I have a class in .NET which creates and starts a new System.Threading.Tasks.Task as follows:

public class ScheduledTask
{
    private IFoo _foo;

    public ScheduledTask(IFoo foo)
    {
        _foo = foo;
    }

    public void Start()
    {           
        _task = new Task(() => Run());
        _task.Start();
    }

    public void Stop(TimeSpan timeout)
    {
        var taskCompletedNormally = _task.Wait(timeout);
        if (taskCompletedNormally)
        {                
            _task.Dispose();
            _task = null;                
        }
    }

    private void Run(){ // Do some work}
}

How do I unit test the ScheduledTask.Start and ScheduledTask.Stop methods in C#.Net? Which are the frameworks available for such unit tests and which are the best practices for unit testing threading (or task parallelism)?


Solution

  • Your class is doing to much. Start/stop is a generic function that should be in its own class.
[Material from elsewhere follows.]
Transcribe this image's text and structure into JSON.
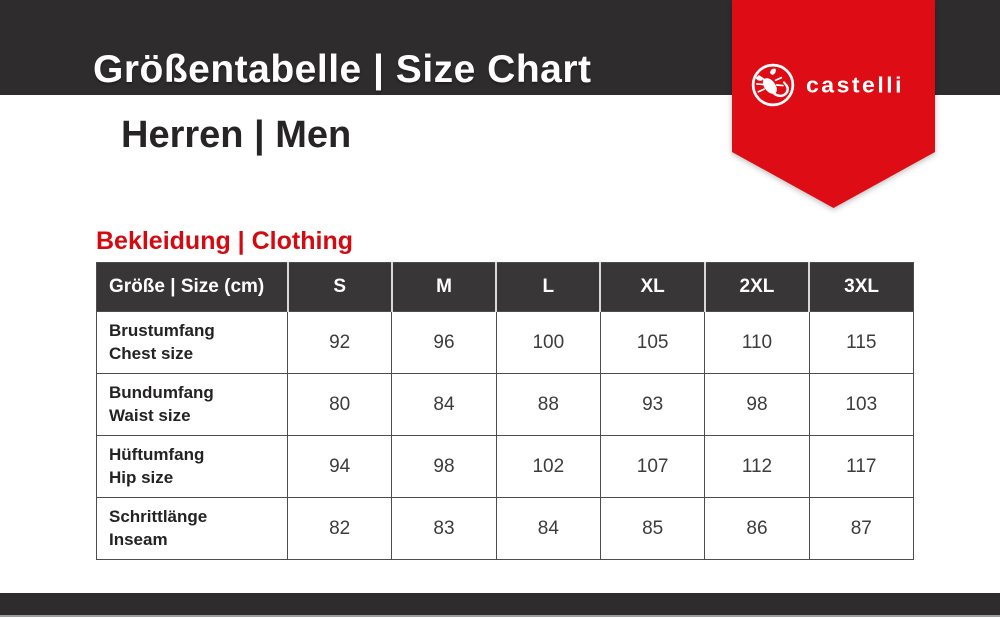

    public class StartStopTask
    {
        private readonly Action _action;
    
        public StartStopTask(Action action)
        {
            _action = action;
        }
    
        public void Start()
        {           
            _task = new Task(_action);
            _task.Start();
        }
        ...
    }
    

    This class is easy to unit test.

    bool worked = false;
    var startstop = new StartStopTask(() => { worked = true });
    startstop.Start();
    startstop.Stop(new TimeSpan(0,0,0,10));
    Assert.That(worked, Is.True);
    

    Your other classes then uses the StartStopTask to do its work.

    Either derive

    public class ScheduledTask : StartStopTask
    {
        private IFoo _foo;
    
        public ScheduledTask(IFoo foo)
            : base(() => Run())
        {
            _foo = foo;
        }
    
        private void Run(){ // Do some work }
    }
    

    Or just delegate the work

    public class ScheduledTask
    {
        private IFoo _foo;
        private readonly StartStopTask _startstop;
    
        public ScheduledTask(IFoo foo)
        {
            _foo = foo;
            _startstop = new StartStopTask(() => Run());
        }
    
        public void Start()
        {           
            _startstop.Start();
        }
    
        public void Stop(TimeSpan timeout)
        {
            _startstop.Stop(timeout);
        }
    
        private void Run(){ // Do some work }
    }
    

    Even better would be to just let Run be a public method and let the caller decide how it should be run.